Il faudra attendre Marcel Duchamp et son esprit contradictoire d’avant-garde pour renverser la table. L’on pense alors à son urinoir retourné, rebaptisé Fontaine (1917) – bien que ce soit sa Roue de Bicyclette (1913) qui fut le tout premier objet exposé ; et son Porte-bouteilles / Séchoir à bouteilles / Hérisson (1914), acheté au Bazar de l’Hôtel de Ville, le premier à n’avoir demandé aucune intervention manuelle post-industrielle.
Marcel Duchamp - Fontaine (1917)
Marcel Duchamp - Porte-bouteilles (1914)
À ce titre Duchamp élabore le concept du ready-made, défini plus tard par André Breton comme « l’objet usuel promu à la dignité d’œuvre d’art par le simple choix de l’artiste. » Un tournant décisif dans la création plastique et, plus encore, une révolution dans la conception même de l’art. Ainsi l’objet manufacturé, devenu potentiellement « chose mentale », venait de gagner ses lettres de noblesse. Et par la même occasion, le déchet aussi.
Toutefois l’introduction d’objets réels dans le circuit artistique avait commencé quelques années plus tôt sous la main de Picasso. Dans un contexte cubiste où la nature morte d’objet s’avérait idéale pour rendre en peinture la représentation de l’espace, il colle sur sa Nature morte à la chaise cannée (1912) un bout de toile cirée pour le cannage et une corde pour le cadre. Sans le savoir Picasso venait d’effectuer le premier geste écoresponsable de l’Histoire de l’art. Deux ans plus tard, il réitère l’expérience sur le modelage d’un verre en y apposant une cuillère en argent, Verre d’absinthe (1914).
Pablo Picasso - Nature morte à la chaise cannée (1912)

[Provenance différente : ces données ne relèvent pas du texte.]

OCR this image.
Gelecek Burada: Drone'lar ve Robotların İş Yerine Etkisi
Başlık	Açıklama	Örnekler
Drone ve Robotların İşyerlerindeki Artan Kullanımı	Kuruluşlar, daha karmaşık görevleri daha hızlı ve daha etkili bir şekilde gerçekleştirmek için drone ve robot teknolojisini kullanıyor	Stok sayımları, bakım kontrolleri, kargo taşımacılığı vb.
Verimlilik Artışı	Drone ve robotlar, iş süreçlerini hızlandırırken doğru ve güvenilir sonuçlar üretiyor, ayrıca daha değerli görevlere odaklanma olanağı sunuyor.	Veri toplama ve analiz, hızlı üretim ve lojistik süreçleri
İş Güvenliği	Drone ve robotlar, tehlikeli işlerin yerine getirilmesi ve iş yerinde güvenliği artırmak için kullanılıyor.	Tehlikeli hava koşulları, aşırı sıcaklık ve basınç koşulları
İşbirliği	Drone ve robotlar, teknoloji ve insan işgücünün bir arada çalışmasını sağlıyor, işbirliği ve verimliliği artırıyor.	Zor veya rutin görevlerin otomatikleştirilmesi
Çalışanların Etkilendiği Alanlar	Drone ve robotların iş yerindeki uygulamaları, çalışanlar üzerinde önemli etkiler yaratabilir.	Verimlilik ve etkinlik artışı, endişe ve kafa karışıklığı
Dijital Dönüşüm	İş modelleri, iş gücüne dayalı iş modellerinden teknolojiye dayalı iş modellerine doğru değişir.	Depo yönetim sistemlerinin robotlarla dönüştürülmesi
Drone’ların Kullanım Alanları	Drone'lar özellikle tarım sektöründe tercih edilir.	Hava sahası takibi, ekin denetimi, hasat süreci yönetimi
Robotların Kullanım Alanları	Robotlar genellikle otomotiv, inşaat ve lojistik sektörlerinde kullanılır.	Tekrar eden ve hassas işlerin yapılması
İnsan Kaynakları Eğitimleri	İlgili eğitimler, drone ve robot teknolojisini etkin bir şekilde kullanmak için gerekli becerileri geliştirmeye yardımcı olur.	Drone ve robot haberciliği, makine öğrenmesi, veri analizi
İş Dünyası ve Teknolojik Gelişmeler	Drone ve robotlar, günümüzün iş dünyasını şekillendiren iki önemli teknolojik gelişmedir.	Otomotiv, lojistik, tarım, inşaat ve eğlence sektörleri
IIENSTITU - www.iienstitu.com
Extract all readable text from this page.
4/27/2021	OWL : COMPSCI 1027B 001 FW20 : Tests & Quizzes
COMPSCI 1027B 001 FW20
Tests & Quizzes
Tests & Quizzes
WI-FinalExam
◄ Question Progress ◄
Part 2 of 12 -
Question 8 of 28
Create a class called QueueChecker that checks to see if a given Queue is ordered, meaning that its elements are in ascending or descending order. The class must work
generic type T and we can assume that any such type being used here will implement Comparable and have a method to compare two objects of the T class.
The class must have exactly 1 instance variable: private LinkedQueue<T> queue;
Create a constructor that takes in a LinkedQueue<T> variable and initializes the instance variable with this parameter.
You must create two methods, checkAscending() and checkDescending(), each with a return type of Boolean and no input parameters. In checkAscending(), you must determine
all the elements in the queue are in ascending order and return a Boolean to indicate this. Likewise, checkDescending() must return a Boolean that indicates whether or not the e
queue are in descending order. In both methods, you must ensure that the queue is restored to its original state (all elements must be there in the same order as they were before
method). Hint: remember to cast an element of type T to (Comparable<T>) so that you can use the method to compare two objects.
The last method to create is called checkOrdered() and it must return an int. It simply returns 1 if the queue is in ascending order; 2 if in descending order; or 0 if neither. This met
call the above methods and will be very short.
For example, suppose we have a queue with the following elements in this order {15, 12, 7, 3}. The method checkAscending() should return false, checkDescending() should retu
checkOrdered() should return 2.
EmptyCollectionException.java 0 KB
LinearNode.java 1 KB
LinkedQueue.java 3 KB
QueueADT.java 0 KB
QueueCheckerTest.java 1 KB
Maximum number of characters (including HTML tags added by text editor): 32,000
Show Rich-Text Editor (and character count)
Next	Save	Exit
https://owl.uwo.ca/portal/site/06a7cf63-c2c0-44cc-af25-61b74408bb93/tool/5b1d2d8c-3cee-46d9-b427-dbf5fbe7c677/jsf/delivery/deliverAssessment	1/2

Pablo Picasso - Verre d'absinthe (1914)
La voie ayant été ouverte, l’ascension artistique de l’objet/déchet se fera de plus en plus verticale, avant de submerger le monde de l’art au rythme effréné de la société de consommation. Détourné et/ou transformé, ce nouveau médium permettra la naissance des mouvements artistiques du « Junk Art » ou « Recycled Art », inspirateurs de nos éco-artistes contemporains. Parmi eux, Julien Garcia, que nous vous présenterons en détail dans notre prochain post. Affaire à suivre…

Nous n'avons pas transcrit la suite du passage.